Im Vergleich zu den Vorjahren weist dieses vor der Entnahme von 91'200 Franken aus dem Fonds ein Defizit von 127'413 Franken auf. Nach der Entnahme ist noch mit einem Verlust von 36'713 Franken zu rechnen. Zurückgeführt wird die Unterdeckung auf den Zuwachs in der Beratung, den Ausbau der Sozialarbeit und geplante Massnahmen in der Anlaufstelle und Gassenküche.

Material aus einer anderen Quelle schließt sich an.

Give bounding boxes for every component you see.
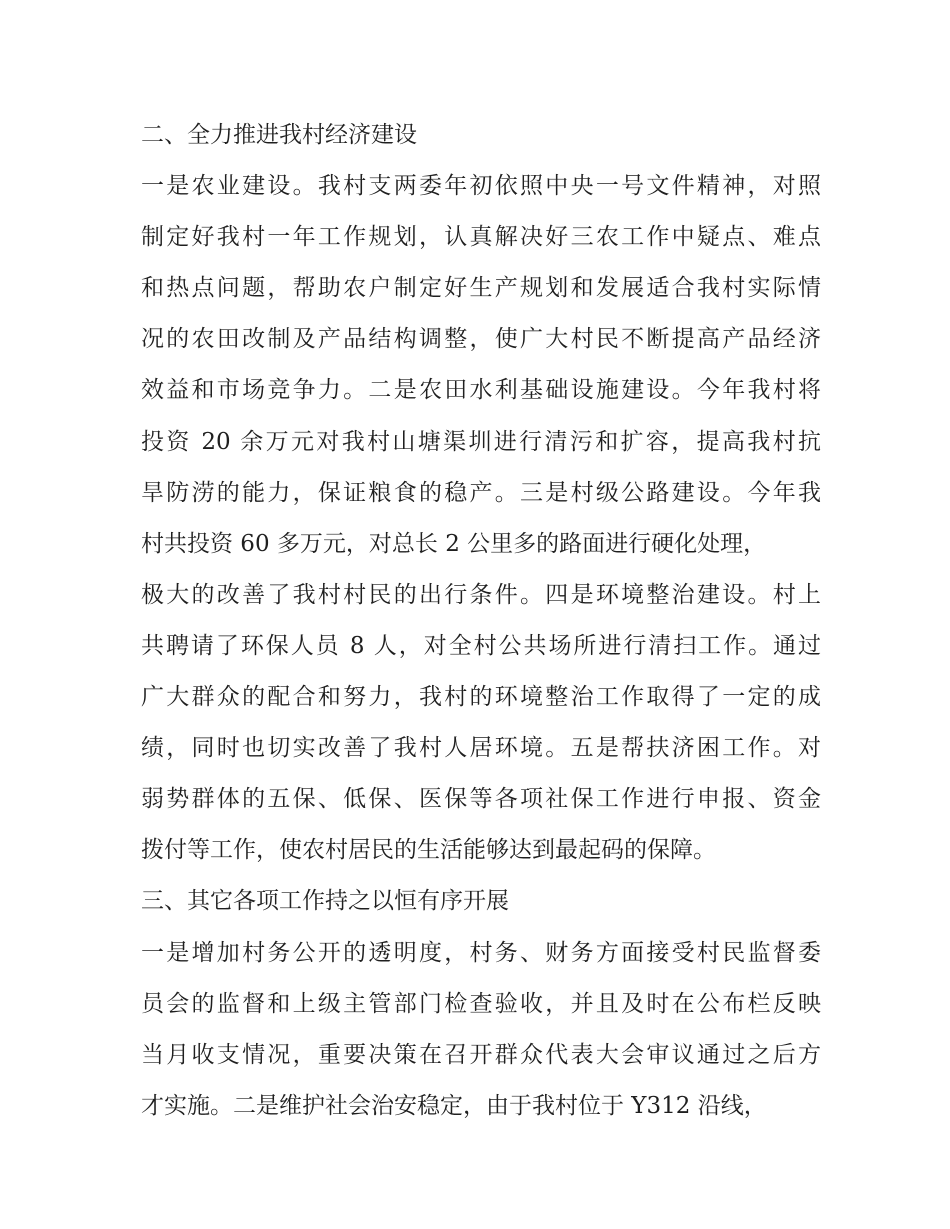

Deutlich gestiegen ist aber auch der Personalaufwand. «Wir sind nach BeReSo bezahlt, das heisst, dass gewisse Mitarbeitende jährlich von einem Stufenanstieg profitieren», so die Geschäftsführerin.

Alltägliches Mobbing

Neben der Präsentation des Voranschlages bekamen die Gemeindevertreter einen Einblick in das Mobbing im Schulalltag. «Mobbing kann überall vorkommen, auf dem Pausenplatz, in der Turnstunde, der Garderobe oder beim Veloständer», hielt der Bereichsleiter der Fachstelle für Schulsozialarbeit, Simon Luder, in einer kurzen Präsentation fest und unterschied zwischen dem verbalen, physischen, mentalen, stummen und immer häufiger auftretenden Cybermobbing.

Für Luder ist klar, dass das Mobbing unter Schülern sehr belastend sein kann. «Nicht jeder Konflikt ist Mobbing, aber jeder Konflikt muss, wenn möglich, angegangen werden.» Oft versuche man, einzeln oder in Gruppen eine Lösung zu finden, wobei die Abgrenzung Schule und zu Hause oft fliessend sei. «Bei einem massiven Mobbing prüfen wir den Einbezug der Jugendpolizei oder suchen den Kontakt mit dem Schulpsychologischen Dienst und anderen Fachstellen», so Luder.

Im Beisein des neugewählten Präsidenten des Vorstandes Verein Perspektive, Hardy Jäggi, wurde der Gesamtvorstand in globo wiedergewählt. Unverändert bleibt der Mitgliederbeitrag von 100 Franken.